Alberta Land Rover Enthusiasts Club Forum
General => Technical Discussions => Topic started by: Green Hornet 88 on March 10, 2018, 10:55 AM
Hey folks, I have a seat box and the box off/out and want clean up ready for painting etc. The seat box had a black tarry residue on it (from horse hair sound proofing? ) its hard as rock. Any suggestions, tips, tricks to remove it?
With the box ( its off) on the underside I removed the 3 cross members and have had them galvanized and I have painted the underside. Now I want to assemble, I would like some thoughts, suggestions on order of assembly? Should I undercoat? Before or after I put on the cross members? I have a number of cans of spray CT tar like undercoat, I can use if any good? Thought I do this stuff while not attached to the vehicle. All suggestions are appreciated!
Cheers!
Seems like the best time to do it would be while it's disassembled, to get complete coating. ???
I just reassembled another defender seatbox.
On mine, I had the alloy section primed and painted, and riveted it back onto the galvanized sections, using 3M black vinyl electrical tape to cover all of my hidden mating surfaces on the galvanized metal, then using black RTV ontop of the dry side of the tape to keep the seal closer to watertight before rivetting.
The new paint on the alloy, combined with the black vinyl tape and RTV sealant, should prevent corrosion as the space between dissimilar metals is now isolated.

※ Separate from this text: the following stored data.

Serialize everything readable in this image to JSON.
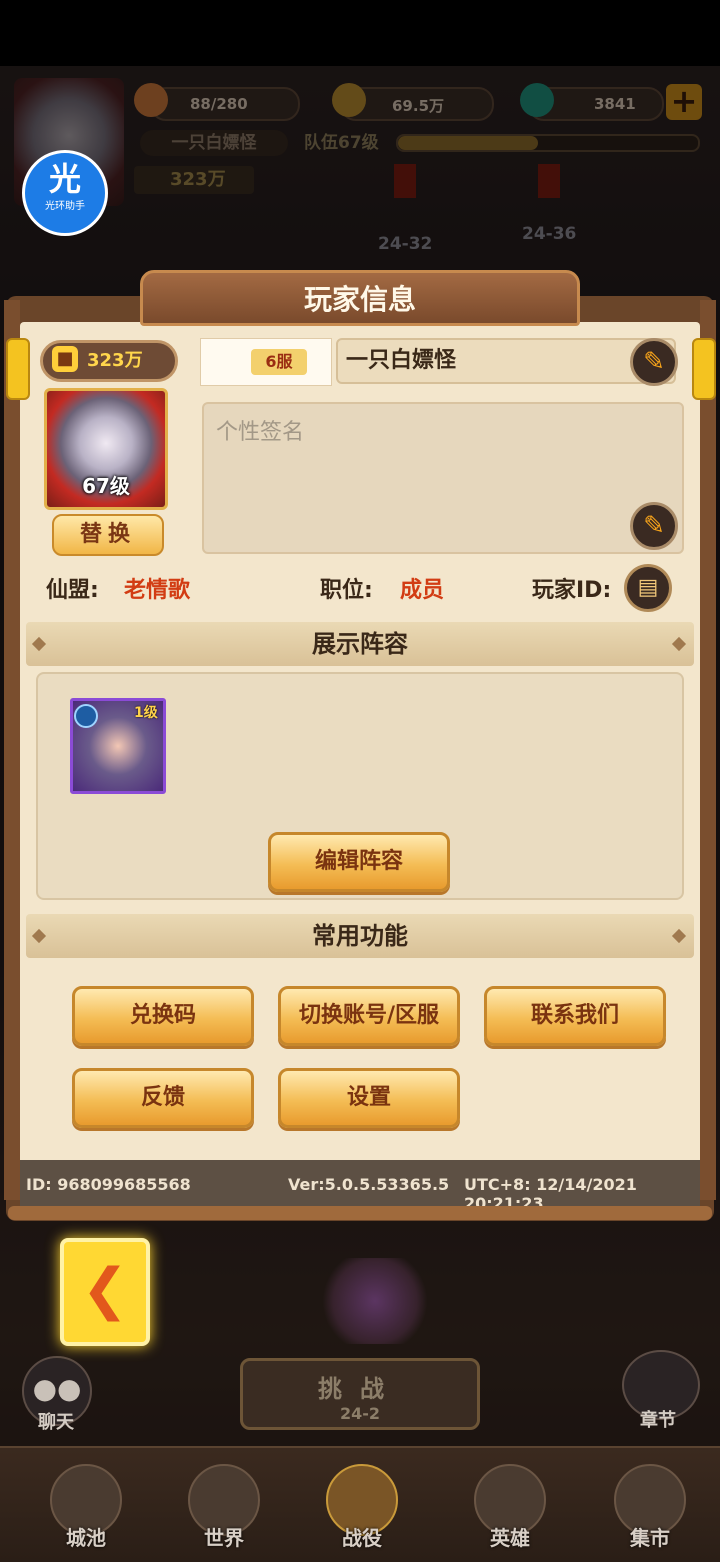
{
  "top_bar": {
    "stamina": "88/280",
    "coins": "69.5万",
    "gems": "3841",
    "plus_icon": "plus-icon",
    "player_name": "一只白嫖怪",
    "team_level": "队伍67级",
    "power": "323万",
    "stage_a": "24-32",
    "stage_b": "24-36"
  },
  "overlay_badge": {
    "big": "光",
    "small": "光环助手"
  },
  "panel": {
    "title": "玩家信息",
    "power": "323万",
    "server": "6服",
    "name": "一只白嫖怪",
    "avatar_level": "67级",
    "swap_button": "替换",
    "signature_placeholder": "个性签名",
    "alliance_label": "仙盟:",
    "alliance_value": "老情歌",
    "position_label": "职位:",
    "position_value": "成员",
    "player_id_label": "玩家ID:",
    "lineup_section": "展示阵容",
    "hero_level": "1级",
    "edit_lineup_button": "编辑阵容",
    "functions_section": "常用功能",
    "buttons": {
      "redeem": "兑换码",
      "switch": "切换账号/区服",
      "contact": "联系我们",
      "feedback": "反馈",
      "settings": "设置"
    },
    "footer": {
      "id": "ID:  968099685568",
      "version": "Ver:5.0.5.53365.5",
      "time": "UTC+8:  12/14/2021 20:21:23"
    }
  },
  "game_ui": {
    "chat_label": "聊天",
    "challenge_title": "挑战",
    "challenge_stage": "24-2",
    "chapter_label": "章节"
  },
  "bottom_nav": [
    "城池",
    "世界",
    "战役",
    "英雄",
    "集市"
  ],
  "colors": {
    "accent_red": "#d23c13",
    "button_gold": "#f4bd55",
    "panel_bg": "#f3e6cc"
  }
}
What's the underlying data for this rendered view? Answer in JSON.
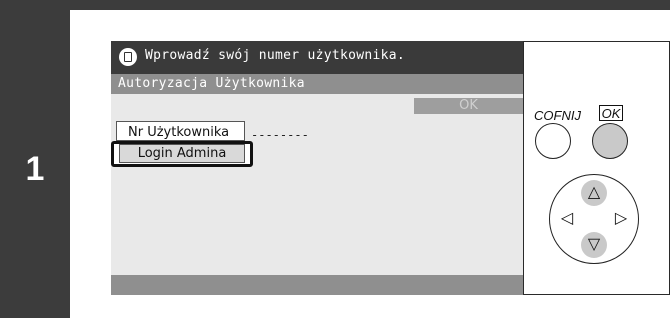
{
  "step": {
    "number": "1"
  },
  "screen": {
    "message": "Wprowadź swój numer użytkownika.",
    "title": "Autoryzacja Użytkownika",
    "ok_button": "OK",
    "user_number_button": "Nr Użytkownika",
    "user_number_value": "--------",
    "admin_login_button": "Login Admina",
    "icons": {
      "message": "document-icon"
    }
  },
  "controls": {
    "back_label": "COFNIJ",
    "ok_label": "OK",
    "dpad": {
      "up": "△",
      "down": "▽",
      "left": "◁",
      "right": "▷"
    }
  },
  "colors": {
    "dark_bar": "#3a3a3a",
    "title_bar": "#8f8f8f",
    "screen_bg": "#e9e9e9",
    "pressed_key": "#c9c9c9"
  }
}
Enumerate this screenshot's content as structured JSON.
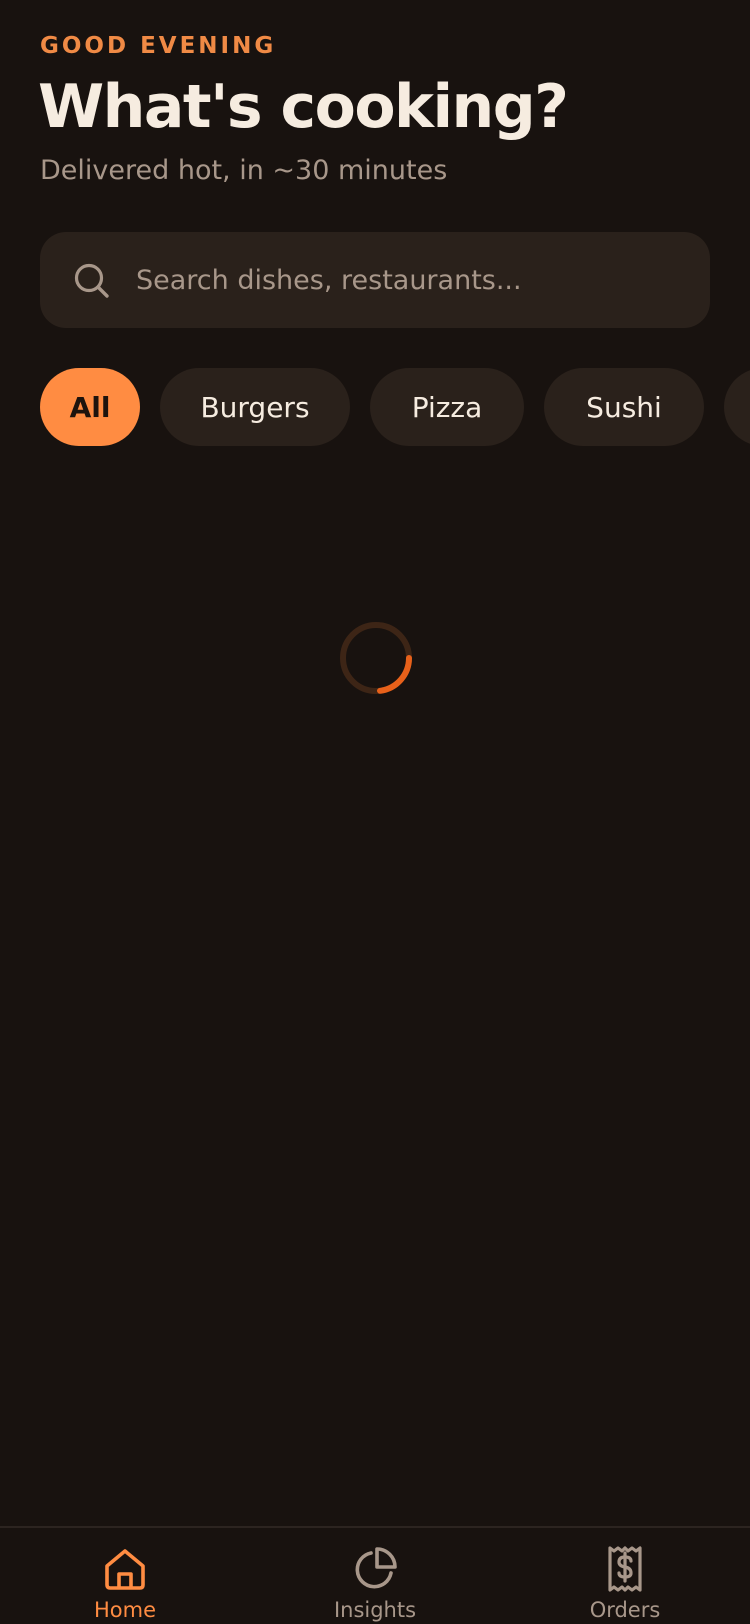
{
  "header": {
    "greeting": "GOOD EVENING",
    "title": "What's cooking?",
    "subtitle": "Delivered hot, in ~30 minutes"
  },
  "search": {
    "placeholder": "Search dishes, restaurants...",
    "value": "",
    "icon": "search-icon"
  },
  "categories": {
    "selected": "All",
    "items": [
      {
        "label": "All"
      },
      {
        "label": "Burgers"
      },
      {
        "label": "Pizza"
      },
      {
        "label": "Sushi"
      },
      {
        "label": ""
      }
    ]
  },
  "loading": {
    "spinner_icon": "loading-spinner-icon"
  },
  "tabbar": {
    "items": [
      {
        "label": "Home",
        "icon": "home-icon",
        "active": true
      },
      {
        "label": "Insights",
        "icon": "pie-chart-icon",
        "active": false
      },
      {
        "label": "Orders",
        "icon": "receipt-icon",
        "active": false
      }
    ]
  },
  "colors": {
    "background": "#18120f",
    "surface": "#2a211b",
    "accent": "#ff8c42",
    "text_primary": "#f6ece0",
    "text_secondary": "#a8978a"
  }
}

Not like land rover did when they made it, rivet first and paint later :(
Use of any electrical tape other than 3M is prone to weak adhesion or poor stretching.

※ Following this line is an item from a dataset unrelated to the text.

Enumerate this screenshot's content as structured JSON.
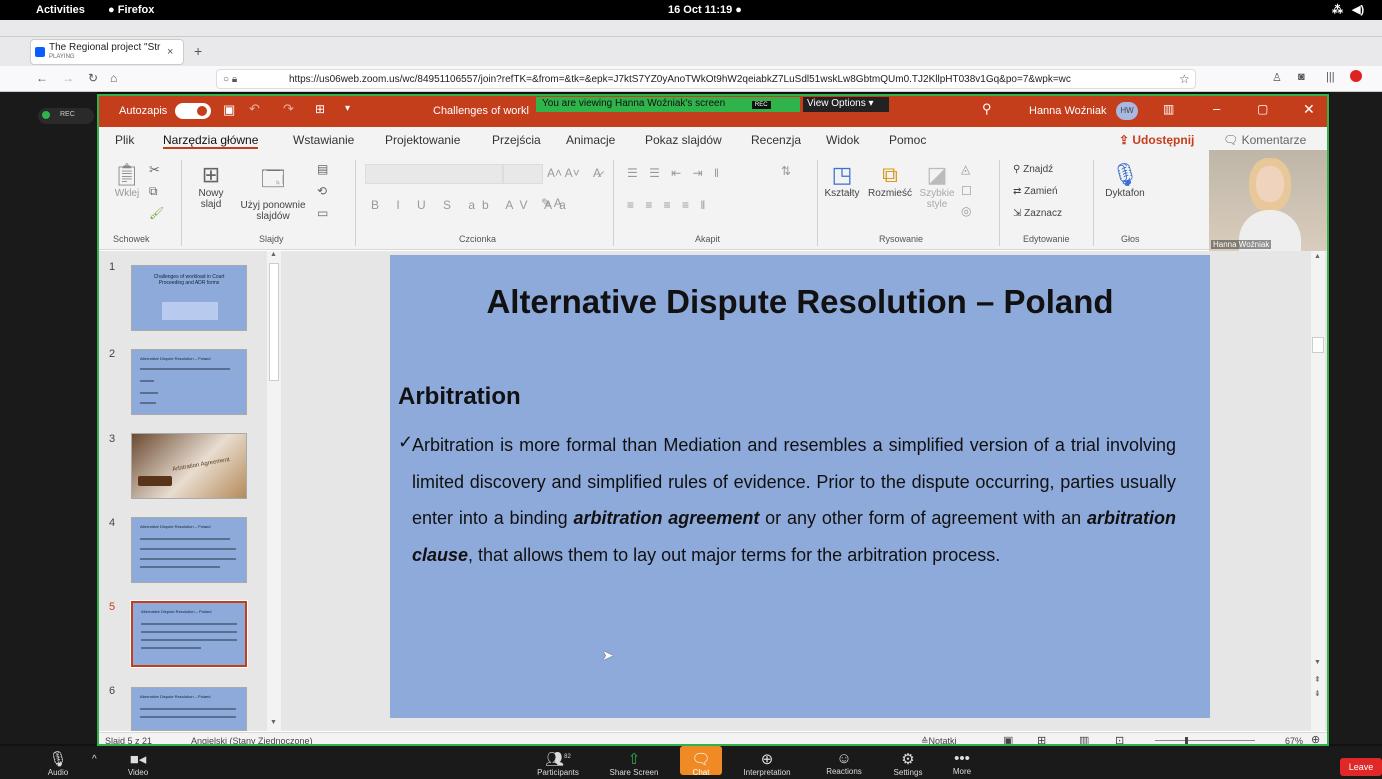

You might try " goof-off " or something similar to strip the old tar off the seatbox, I would expect any chemical remover strong enough for that job to need a few safety and disposal precautions.
Good luck with the hazmat suit.
I've had good luck with the CT undercoating - was recommended to me by my body man, actually. Interested to hear about your project - I've got a few hours into mine, and hopefully not much more.
Jim
I have some of the stuff to prep aluminum for paint as well....
Jim
Having stripped the tarry stuff with horse hair off my rear tub last summer, the best method I found was to heat with a heat gun and scrape off with a metal paint scraper. Then I went over with various solvents. Got a lot off, but no means all.. good luck.